One time, I was building a large C++ codebase and encountered a number of compiler errors that appeared to be caused by constants defined in the system <time.h> not getting picked up. Curiously, it appeared that the time.h in the current source directory was being included instead, even though the include statement read:

#include <time.h>

From my understanding, the difference between rules for #include <header.h> and #include "header.h" was that the former searched a set of system header directories first while the latter first searched the current directory. Something was causing GCC to search the current directory for system headers.

To verify that this behavior was not caused by the project’s build system, I created a simple Hello World source file hello.cc that included <time.h>:

#include <stdio.h>
#include <time.h>

int main(int argc, char **argv) {
  printf("Hello world.");
  return 0;

I created a time.h in the same directory that would raise a compiler error if included:

#error "Should not be included"

Sure enough, when I compiled test.cc, it raised the error:

$ gcc -o hello hello.cc
In file included from hello.cc:2:0:
./time.h:1:2: error: #error "Should not be included"

However, when I ran the same command as root, the compilation succeeded. This meant that there was something in the environment for my user that differed from that of root that is causing GCC to search in the current directory for system headers. This was when I remembered that I was setting CPLUS_INCLUDE_PATH in my shell startup script, which I set so that GCC would search other directories, such as /opt/local/include, since I use MacPorts.

I finally found that the reason that the current directory is being searched is that I set my CPLUS_INCLUDE_PATH as follows:

export CPLUS_INCLUDE_PATH=$CPLUS_INCLUDE_PATH:/opt/local/include:...

Appending paths to path variables this way seemed innocuous since most of us follow this convention when adding to our $PATHs, but in this case, it turned out to not be so harmless.

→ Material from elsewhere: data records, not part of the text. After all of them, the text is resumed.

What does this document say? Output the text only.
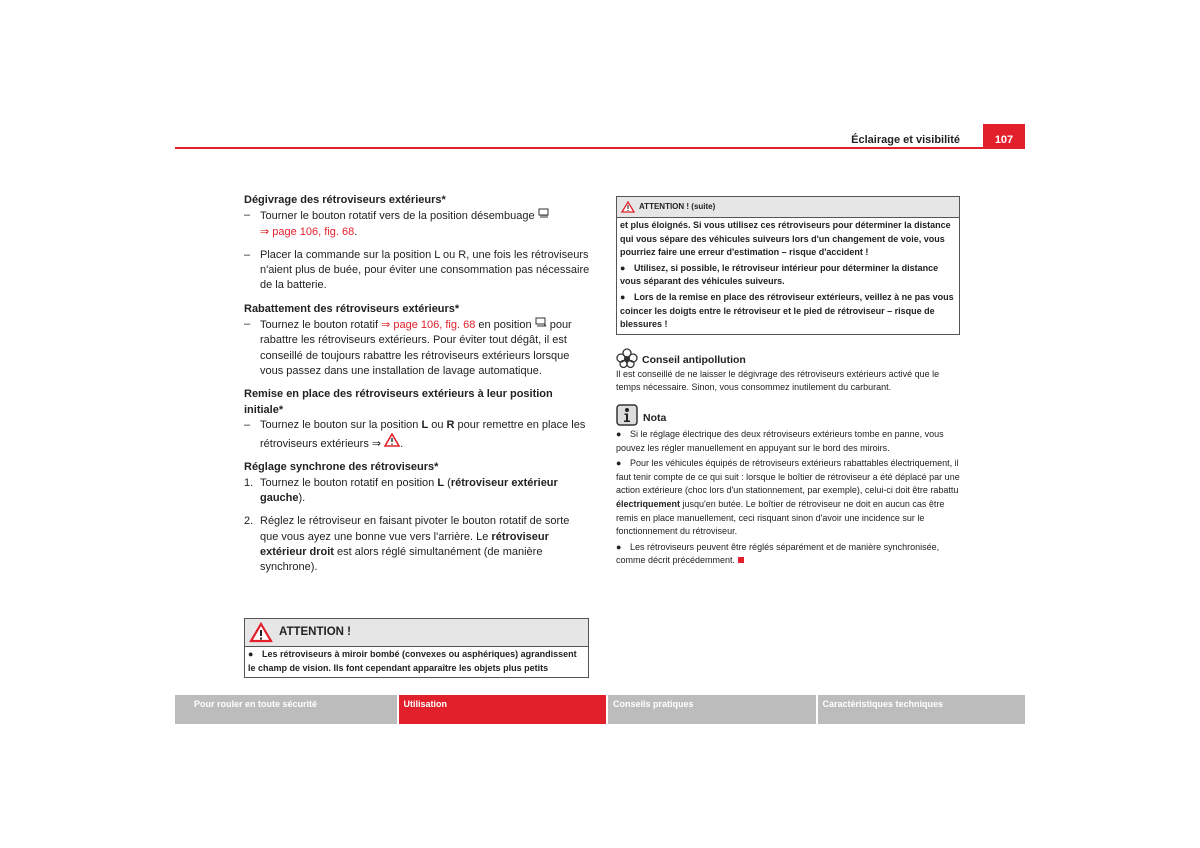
Éclairage et visibilité	107
Dégivrage des rétroviseurs extérieurs*
– Tourner le bouton rotatif vers de la position désembuage
⇒ page 106, fig. 68.
– Placer la commande sur la position L ou R, une fois les rétroviseurs n'aient plus de buée, pour éviter une consommation pas nécessaire de la batterie.
Rabattement des rétroviseurs extérieurs*
– Tournez le bouton rotatif ⇒ page 106, fig. 68 en position pour rabattre les rétroviseurs extérieurs. Pour éviter tout dégât, il est conseillé de toujours rabattre les rétroviseurs extérieurs lorsque vous passez dans une installation de lavage automatique.
Remise en place des rétroviseurs extérieurs à leur position initiale*
– Tournez le bouton sur la position L ou R pour remettre en place les rétroviseurs extérieurs ⇒ .
Réglage synchrone des rétroviseurs*
1. Tournez le bouton rotatif en position L (rétroviseur extérieur gauche).
2. Réglez le rétroviseur en faisant pivoter le bouton rotatif de sorte que vous ayez une bonne vue vers l'arrière. Le rétroviseur extérieur droit est alors réglé simultanément (de manière synchrone).
ATTENTION !
● Les rétroviseurs à miroir bombé (convexes ou asphériques) agrandissent le champ de vision. Ils font cependant apparaître les objets plus petits
ATTENTION ! (suite)
et plus éloignés. Si vous utilisez ces rétroviseurs pour déterminer la distance qui vous sépare des véhicules suiveurs lors d'un changement de voie, vous pourriez faire une erreur d'estimation – risque d'accident !
● Utilisez, si possible, le rétroviseur intérieur pour déterminer la distance vous séparant des véhicules suiveurs.
● Lors de la remise en place des rétroviseur extérieurs, veillez à ne pas vous coincer les doigts entre le rétroviseur et le pied de rétroviseur – risque de blessures !
Conseil antipollution
Il est conseillé de ne laisser le dégivrage des rétroviseurs extérieurs activé que le temps nécessaire. Sinon, vous consommez inutilement du carburant.
Nota
● Si le réglage électrique des deux rétroviseurs extérieurs tombe en panne, vous pouvez les régler manuellement en appuyant sur le bord des miroirs.
● Pour les véhicules équipés de rétroviseurs extérieurs rabattables électriquement, il faut tenir compte de ce qui suit : lorsque le boîtier de rétroviseur a été déplacé par une action extérieure (choc lors d'un stationnement, par exemple), celui-ci doit être rabattu électriquement jusqu'en butée. Le boîtier de rétroviseur ne doit en aucun cas être remis en place manuellement, ceci risquant sinon d'avoir une incidence sur le fonctionnement du rétroviseur.
● Les rétroviseurs peuvent être réglés séparément et de manière synchronisée, comme décrit précédemment.
Pour rouler en toute sécurité	Utilisation	Conseils pratiques	Caractéristiques techniques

Because $CPLUS_INCLUDE_PATH is not by default, the first entry is an empty string. One would expect that an empty string would simply be skipped, as is the case for $PATH. However, I started to wonder whether an empty string in the CPLUS_INCLUDE_PATH actually signified to GCC that the current directory should be searched. A simple test proved that it did:

$ export CPLUS_INCLUDE_PATH=/opt/include
$ gcc -o hello hello.cc
$ export CPLUS_INCLUDE_PATH=:/opt/include
$ gcc -o hello hello.cc
In file included from hello.cc:2:0:
./time.h:1:2: error: #error "Should not be included."

I eventually found that this was actually an obscure feature of GCC. I am curious to know why this feature was implemented in the first place. The only use case that comes to mind is to get #include <header.h> to behave exactly like #include "header.h", which seems more like a hack than a valid use case.